Die Lübbener Künstlerin Karen Ascher will auch Kindern den Weg durch die Ausstellung „Panorama“ ebnen. Insgesamt 37 Künstler aus dem Landkreis Dahme-Spreewald geben noch bis Ende April im Rathaus und im Landratsamt einen Einblick in ihr Schaffen. Ascher hat nun ein Arbeitsblatt entworfen, dass Erzieher, Lehrer oder auch Eltern bei der Stadtverwaltung per E-Mail an kultur@luebben.de erhalten können. Außerdem werden wir es direkt an die Kitas und Schulen verteilen, so Ines Mularczyk, vom Bereich Kultur. Die Kinder werden aufgefordert, das für sie selbst schönste und lustigste Bild in der Ausstellung zu finden. Wie Karen Ascher erklärt, sei es ein Anliegen von Kunst zur Meinungsbildung beizutragen. Sie erhofft sich, dass so Gespräche über verschiedene Beurteilungen der Werke entstehen. „So trainiert man das Diskutieren und lernt, dass auch eine andere Meinungen gelten kann“, sagt sie.

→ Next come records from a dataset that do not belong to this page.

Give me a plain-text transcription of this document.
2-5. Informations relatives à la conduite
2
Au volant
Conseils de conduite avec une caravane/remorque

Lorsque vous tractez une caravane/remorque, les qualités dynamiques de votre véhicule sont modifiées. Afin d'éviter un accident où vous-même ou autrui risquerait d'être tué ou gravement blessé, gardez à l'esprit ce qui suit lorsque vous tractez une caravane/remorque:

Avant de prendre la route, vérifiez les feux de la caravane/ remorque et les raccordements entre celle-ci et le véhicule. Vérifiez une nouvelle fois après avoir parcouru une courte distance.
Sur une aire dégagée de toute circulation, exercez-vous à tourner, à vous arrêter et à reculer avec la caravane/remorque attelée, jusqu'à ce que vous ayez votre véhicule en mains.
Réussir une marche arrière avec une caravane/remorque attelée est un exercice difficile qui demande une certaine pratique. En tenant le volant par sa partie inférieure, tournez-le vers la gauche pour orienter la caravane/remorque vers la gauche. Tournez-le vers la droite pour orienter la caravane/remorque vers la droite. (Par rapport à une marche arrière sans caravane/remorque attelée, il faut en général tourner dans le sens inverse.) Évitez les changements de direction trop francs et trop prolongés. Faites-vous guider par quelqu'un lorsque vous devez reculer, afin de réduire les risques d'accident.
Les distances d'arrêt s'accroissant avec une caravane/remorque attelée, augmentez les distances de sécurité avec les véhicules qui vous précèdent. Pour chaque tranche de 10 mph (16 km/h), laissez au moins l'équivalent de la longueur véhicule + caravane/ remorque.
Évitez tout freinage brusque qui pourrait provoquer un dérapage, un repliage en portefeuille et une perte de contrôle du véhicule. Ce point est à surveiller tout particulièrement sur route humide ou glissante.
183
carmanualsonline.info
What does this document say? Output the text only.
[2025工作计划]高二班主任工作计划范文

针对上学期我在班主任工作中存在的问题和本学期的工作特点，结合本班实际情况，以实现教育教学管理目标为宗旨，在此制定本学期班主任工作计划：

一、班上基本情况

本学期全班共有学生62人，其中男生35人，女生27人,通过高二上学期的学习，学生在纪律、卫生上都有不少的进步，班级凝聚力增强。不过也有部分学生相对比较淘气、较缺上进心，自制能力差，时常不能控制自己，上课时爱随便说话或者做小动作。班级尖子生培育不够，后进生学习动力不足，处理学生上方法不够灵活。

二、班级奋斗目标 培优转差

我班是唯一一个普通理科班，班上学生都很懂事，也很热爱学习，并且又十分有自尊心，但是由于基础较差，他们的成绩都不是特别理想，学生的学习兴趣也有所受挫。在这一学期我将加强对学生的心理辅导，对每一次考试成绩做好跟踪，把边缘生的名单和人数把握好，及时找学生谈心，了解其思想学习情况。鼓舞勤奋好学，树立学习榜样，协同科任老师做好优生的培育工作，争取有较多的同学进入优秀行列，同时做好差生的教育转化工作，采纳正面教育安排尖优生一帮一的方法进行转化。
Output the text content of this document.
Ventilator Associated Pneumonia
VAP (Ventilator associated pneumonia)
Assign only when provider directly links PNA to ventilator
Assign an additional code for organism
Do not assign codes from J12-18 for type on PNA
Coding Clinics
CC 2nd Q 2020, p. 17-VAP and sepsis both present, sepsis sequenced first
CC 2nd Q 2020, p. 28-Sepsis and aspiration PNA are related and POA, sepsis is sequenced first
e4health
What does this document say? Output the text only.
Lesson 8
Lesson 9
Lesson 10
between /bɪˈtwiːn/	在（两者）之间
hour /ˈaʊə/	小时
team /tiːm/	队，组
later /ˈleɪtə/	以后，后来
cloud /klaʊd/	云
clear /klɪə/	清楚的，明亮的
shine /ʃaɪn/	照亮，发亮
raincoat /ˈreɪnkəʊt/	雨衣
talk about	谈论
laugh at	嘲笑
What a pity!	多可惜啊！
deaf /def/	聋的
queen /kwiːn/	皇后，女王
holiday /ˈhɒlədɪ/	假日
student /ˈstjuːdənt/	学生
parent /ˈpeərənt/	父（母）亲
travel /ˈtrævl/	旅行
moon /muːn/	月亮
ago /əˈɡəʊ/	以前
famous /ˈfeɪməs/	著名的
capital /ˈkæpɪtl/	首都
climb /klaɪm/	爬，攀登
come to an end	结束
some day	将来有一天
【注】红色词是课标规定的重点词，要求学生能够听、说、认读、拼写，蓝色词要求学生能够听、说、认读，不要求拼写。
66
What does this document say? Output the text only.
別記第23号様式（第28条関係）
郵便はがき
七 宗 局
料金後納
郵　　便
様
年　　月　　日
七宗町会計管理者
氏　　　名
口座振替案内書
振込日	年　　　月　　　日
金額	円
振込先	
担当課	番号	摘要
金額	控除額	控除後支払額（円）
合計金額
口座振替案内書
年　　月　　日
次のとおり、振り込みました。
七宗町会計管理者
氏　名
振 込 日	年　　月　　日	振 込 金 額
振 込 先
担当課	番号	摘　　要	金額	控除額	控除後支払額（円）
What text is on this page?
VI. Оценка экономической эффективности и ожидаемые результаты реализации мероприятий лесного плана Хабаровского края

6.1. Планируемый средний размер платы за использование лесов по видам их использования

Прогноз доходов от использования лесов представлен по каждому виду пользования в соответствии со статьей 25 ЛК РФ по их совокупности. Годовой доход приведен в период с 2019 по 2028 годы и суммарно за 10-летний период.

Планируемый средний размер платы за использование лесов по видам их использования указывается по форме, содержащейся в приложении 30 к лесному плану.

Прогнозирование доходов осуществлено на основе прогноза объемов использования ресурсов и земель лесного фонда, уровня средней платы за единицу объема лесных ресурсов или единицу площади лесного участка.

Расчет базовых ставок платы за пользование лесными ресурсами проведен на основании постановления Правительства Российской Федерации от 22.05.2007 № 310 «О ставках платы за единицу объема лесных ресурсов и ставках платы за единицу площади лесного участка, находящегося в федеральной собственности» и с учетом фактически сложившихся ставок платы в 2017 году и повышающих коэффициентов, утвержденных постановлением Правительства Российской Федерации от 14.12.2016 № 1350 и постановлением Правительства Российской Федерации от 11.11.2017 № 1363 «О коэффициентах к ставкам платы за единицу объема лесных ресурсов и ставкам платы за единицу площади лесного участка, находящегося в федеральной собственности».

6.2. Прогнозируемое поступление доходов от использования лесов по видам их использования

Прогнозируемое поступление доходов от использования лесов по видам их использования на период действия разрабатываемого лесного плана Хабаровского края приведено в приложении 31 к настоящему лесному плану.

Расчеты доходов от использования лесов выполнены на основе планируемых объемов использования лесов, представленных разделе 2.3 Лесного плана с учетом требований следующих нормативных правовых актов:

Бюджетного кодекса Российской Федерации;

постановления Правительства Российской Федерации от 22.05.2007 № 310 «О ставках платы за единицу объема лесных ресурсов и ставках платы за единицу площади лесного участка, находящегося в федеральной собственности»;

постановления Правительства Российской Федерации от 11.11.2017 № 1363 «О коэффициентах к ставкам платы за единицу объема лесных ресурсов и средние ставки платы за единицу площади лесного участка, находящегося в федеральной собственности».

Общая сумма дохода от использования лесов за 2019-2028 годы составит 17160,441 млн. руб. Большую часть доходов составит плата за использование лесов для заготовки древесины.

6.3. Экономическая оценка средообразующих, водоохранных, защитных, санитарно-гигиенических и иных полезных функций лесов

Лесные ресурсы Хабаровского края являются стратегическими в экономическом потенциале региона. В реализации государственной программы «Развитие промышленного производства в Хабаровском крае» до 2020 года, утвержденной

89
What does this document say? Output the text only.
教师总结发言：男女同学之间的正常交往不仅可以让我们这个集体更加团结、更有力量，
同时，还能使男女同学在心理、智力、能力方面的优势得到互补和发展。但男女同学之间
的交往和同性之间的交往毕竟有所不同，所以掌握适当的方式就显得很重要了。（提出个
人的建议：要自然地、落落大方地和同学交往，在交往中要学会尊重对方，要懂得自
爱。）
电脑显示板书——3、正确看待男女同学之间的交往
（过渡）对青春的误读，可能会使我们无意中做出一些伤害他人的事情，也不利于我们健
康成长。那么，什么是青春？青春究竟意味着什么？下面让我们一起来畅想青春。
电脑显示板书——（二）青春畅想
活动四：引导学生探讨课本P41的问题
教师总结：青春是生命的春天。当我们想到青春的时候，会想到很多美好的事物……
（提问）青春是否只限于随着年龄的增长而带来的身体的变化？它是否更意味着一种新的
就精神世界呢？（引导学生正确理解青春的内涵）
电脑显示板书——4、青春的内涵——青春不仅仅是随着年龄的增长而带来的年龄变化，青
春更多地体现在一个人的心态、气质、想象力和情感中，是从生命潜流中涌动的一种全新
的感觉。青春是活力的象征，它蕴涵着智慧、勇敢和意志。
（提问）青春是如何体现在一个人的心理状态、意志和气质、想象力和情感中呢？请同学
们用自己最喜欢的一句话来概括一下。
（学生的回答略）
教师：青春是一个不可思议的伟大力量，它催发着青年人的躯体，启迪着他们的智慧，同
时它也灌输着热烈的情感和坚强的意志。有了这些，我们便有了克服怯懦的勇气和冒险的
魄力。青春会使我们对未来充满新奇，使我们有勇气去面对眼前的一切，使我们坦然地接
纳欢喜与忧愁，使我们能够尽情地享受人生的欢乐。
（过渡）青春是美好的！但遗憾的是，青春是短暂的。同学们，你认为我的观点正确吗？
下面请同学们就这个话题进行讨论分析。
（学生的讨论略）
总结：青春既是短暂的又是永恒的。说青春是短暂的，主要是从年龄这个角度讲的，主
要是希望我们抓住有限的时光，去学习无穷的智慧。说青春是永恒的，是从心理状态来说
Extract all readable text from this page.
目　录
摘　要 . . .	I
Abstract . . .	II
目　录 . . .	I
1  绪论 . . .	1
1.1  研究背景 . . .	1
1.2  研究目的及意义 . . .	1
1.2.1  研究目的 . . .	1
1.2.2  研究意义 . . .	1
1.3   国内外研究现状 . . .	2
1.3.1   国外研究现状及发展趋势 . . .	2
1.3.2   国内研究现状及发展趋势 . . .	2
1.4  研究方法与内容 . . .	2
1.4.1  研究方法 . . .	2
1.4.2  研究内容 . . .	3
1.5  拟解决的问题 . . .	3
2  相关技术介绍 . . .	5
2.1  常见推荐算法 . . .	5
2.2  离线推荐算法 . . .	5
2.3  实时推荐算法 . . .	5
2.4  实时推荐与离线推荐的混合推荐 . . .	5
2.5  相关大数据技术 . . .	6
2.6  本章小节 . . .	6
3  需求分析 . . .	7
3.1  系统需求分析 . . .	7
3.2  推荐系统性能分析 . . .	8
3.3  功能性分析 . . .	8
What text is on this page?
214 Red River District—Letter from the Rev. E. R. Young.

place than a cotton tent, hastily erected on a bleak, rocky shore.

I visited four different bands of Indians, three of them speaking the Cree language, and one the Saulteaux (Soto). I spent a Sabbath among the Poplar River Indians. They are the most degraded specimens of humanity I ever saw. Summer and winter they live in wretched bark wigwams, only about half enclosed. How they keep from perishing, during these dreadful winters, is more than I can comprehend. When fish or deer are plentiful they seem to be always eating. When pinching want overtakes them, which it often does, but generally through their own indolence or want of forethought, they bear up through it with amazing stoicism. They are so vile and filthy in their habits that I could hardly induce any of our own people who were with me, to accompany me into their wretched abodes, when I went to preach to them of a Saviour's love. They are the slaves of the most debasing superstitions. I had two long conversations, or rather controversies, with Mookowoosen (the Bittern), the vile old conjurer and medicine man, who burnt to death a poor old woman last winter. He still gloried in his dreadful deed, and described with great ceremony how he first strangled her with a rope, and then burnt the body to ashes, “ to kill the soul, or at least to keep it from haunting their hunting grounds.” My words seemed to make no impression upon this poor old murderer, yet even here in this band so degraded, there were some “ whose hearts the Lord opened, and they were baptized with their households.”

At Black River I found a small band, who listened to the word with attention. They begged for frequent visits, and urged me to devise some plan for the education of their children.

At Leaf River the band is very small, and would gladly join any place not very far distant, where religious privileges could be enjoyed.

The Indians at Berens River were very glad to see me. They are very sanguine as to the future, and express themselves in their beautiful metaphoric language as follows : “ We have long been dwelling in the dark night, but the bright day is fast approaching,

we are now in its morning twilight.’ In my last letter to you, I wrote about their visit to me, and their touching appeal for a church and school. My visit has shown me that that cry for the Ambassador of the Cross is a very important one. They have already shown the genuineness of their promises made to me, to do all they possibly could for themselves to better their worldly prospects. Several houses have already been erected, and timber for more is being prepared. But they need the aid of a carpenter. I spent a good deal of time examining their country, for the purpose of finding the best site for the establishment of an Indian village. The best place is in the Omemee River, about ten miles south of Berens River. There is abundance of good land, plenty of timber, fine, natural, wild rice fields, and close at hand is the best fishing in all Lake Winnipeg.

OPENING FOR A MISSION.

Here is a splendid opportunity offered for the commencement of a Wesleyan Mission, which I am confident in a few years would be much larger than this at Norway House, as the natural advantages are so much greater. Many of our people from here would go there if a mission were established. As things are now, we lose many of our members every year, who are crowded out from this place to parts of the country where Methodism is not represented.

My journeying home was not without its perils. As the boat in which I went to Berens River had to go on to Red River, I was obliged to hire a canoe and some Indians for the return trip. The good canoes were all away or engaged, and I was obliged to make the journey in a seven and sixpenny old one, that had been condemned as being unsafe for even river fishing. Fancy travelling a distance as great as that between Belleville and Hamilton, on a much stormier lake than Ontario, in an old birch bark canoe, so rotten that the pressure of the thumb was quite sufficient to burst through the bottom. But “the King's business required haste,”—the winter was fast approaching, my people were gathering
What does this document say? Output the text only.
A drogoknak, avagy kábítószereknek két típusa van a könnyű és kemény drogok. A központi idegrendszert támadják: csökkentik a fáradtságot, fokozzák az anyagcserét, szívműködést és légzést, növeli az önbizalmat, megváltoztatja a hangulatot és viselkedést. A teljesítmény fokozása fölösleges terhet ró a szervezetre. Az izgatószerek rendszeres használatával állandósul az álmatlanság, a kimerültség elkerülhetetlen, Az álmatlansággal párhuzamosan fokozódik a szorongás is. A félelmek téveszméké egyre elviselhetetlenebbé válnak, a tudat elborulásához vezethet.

Dafür sei gerade diese vielfältige Ausstellung, die ganz ohne Reglement oder Kurator auskommt geeignet. So hatten alle Künstler die Chance, sich zu präsentieren und tatsächlich frei ihre Ideen umzusetzen. Und selbst für die Künstler sei es bei der Eröffnung schön gewesen, sich gegenseitig kennenzulernen. Bei kuratierten Kunstaktionen seien dagegen oft die gleichen und meist auch keine einheimischen Künstler vertreten, kritisiert Sebastian Franzka, der gemeinsam mit Karen Ascher in Lübben in einem Atelier arbeitet. Besonders wichtig sei dabei das Rathaus als Raum für die Ausstellung. So kommen auch Menschen mit Kunst in Berührung, die es sich nicht trauen würden, einen Fuß in eine Galerie zu setzen, so die Künstlerin. Obwohl es auch Menschen wie Christina Deutschländer gibt. Die Lübbenerin hat sich extra auf den Weg zu Panorama gemacht.